Binary Cross-Entropy Loss

Table of Contents

Introduction
#

Binary Cross-Entropy (BCE) loss is a cornerstone of binary classification tasks in machine learning. However, its standard implementation can encounter numerical instability when dealing with very large or small logits. This post walks through the implementation of a numerically stable BCE loss function in PyTorch, ensuring robustness during model training.

Mathematical Background
#

The standard BCE loss for a single sample is defined as:

$$\text{BCE}(z, y) = - \left[ y \cdot \log(p) + (1 - y) \cdot \log(1 - p) \right]$$

where $ p = \sigma(z) = \frac{1}{1 + e^{-z}} $ is the sigmoid of the logit $ z $, and $ y $ is the true label (0 or 1).

Underflow
#

Direct computation of $ p $ can lead to overflow or underflow for large $ |z| $. A numerically stable alternative is:

$$\text{BCE}(z, y) = \max(z, 0) - y \cdot z + \log(1 + e^{-|z|})$$

This formulation avoids computing $ \sigma(z) $ directly, mitigating numerical issues.

Code
#

def bce_loss(logits: torch.Tensor, targets: torch.Tensor) -> torch.Tensor:
    """
    Numerically stable binary cross-entropy loss.
    :param logits: Raw model outputs (logits), shape (batch_size,) or (batch_size, 1)
    :param targets: Ground truth labels (0 or 1), same shape as logits
    :return: Mean loss over the batch
    """
    # Ensure logits are 1D
    logits = logits.squeeze()
    # Compute stable BCE: max(logits, 0) - logits * targets + log(1 + exp(-abs(logits)))
    loss = torch.maximum(logits, torch.zeros_like(logits)) - logits * targets + torch.log1p(torch.exp(-torch.abs(logits)))
    return loss.mean()

The implementation of the BCE loss function is crucial for understanding how to handle numerical stability during training :

Input Handling: The squeeze() operation ensures logits are a 1D tensor, accommodating varying input shapes.
Stable Computation: The formula leverages torch.maximum and torch.log1p (log(1 + x) for small x) to prevent overflow/underflow.
Batch Averaging: The mean loss is returned, suitable for optimization.
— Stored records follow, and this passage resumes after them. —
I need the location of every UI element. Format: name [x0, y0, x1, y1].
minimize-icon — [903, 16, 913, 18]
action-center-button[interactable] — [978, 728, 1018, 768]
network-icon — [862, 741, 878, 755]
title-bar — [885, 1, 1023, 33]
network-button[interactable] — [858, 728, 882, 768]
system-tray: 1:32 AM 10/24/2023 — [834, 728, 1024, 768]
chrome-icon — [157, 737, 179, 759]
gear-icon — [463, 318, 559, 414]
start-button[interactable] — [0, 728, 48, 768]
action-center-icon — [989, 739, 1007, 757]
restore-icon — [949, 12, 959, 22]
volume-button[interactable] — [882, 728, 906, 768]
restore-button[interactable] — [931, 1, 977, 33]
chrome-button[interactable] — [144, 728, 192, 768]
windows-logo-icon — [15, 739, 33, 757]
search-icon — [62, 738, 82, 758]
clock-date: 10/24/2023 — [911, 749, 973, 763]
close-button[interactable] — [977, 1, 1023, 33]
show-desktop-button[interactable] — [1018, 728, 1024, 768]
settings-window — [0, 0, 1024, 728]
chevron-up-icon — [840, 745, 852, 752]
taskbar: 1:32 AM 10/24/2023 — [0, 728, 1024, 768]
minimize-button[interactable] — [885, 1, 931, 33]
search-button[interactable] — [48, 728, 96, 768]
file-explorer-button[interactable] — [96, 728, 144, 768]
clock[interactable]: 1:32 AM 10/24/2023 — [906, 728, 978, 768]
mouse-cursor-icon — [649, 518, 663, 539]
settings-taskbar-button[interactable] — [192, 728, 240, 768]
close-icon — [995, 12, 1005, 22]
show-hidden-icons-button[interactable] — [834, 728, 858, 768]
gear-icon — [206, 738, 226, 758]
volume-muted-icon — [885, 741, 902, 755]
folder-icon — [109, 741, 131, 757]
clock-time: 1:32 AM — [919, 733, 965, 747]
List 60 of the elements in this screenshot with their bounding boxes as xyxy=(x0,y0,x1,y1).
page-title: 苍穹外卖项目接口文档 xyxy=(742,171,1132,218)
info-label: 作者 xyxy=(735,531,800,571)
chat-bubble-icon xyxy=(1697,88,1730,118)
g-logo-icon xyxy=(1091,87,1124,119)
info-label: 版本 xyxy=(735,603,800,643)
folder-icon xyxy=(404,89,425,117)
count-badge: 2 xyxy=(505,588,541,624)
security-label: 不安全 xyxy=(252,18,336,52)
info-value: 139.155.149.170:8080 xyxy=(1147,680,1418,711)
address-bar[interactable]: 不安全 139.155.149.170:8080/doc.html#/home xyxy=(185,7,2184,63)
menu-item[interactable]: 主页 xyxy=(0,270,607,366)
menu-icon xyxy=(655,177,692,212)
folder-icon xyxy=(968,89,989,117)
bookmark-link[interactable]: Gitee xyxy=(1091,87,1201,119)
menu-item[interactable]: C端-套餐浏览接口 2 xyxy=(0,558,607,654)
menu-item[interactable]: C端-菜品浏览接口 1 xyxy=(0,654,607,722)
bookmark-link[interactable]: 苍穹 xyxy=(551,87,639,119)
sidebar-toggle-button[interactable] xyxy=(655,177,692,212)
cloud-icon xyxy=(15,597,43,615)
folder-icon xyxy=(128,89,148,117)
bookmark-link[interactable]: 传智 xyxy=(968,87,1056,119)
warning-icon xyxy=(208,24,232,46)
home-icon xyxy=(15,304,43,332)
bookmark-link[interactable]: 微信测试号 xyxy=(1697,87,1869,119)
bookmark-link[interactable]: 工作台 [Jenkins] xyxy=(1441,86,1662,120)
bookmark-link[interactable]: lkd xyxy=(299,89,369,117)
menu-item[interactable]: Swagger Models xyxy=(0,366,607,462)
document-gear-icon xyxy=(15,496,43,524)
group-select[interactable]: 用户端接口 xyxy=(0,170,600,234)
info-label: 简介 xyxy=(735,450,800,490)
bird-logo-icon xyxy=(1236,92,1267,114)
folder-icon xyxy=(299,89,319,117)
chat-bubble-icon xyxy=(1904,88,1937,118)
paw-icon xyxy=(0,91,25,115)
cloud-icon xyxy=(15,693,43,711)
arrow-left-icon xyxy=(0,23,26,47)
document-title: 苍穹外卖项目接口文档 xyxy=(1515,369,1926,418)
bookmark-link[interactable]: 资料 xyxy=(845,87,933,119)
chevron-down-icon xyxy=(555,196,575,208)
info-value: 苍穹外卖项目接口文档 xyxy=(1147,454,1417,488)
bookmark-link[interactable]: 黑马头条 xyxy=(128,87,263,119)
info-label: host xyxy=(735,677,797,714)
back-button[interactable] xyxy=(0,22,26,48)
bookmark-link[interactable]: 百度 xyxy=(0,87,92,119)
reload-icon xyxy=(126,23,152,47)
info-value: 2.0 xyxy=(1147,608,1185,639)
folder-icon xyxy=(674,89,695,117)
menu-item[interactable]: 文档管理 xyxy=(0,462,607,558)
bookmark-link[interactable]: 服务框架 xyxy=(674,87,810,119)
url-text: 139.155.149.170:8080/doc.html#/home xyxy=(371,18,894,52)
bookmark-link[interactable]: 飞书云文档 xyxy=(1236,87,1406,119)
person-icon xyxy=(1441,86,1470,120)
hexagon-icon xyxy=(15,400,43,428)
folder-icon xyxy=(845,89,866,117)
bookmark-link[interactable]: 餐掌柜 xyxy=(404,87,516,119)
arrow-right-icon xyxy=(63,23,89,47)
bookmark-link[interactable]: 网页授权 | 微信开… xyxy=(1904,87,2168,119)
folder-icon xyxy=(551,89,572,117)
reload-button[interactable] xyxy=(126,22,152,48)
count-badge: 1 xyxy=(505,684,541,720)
This implementation is critical for training models where logits may vary widely in magnitude, ensuring numerical reliability.
Applications: Binary classification tasks, including emotion detection, fraud detection, and medical diagnosis.
Performance Considerations: While this implementation is stable, batch size and input distribution can significantly affect training dynamics.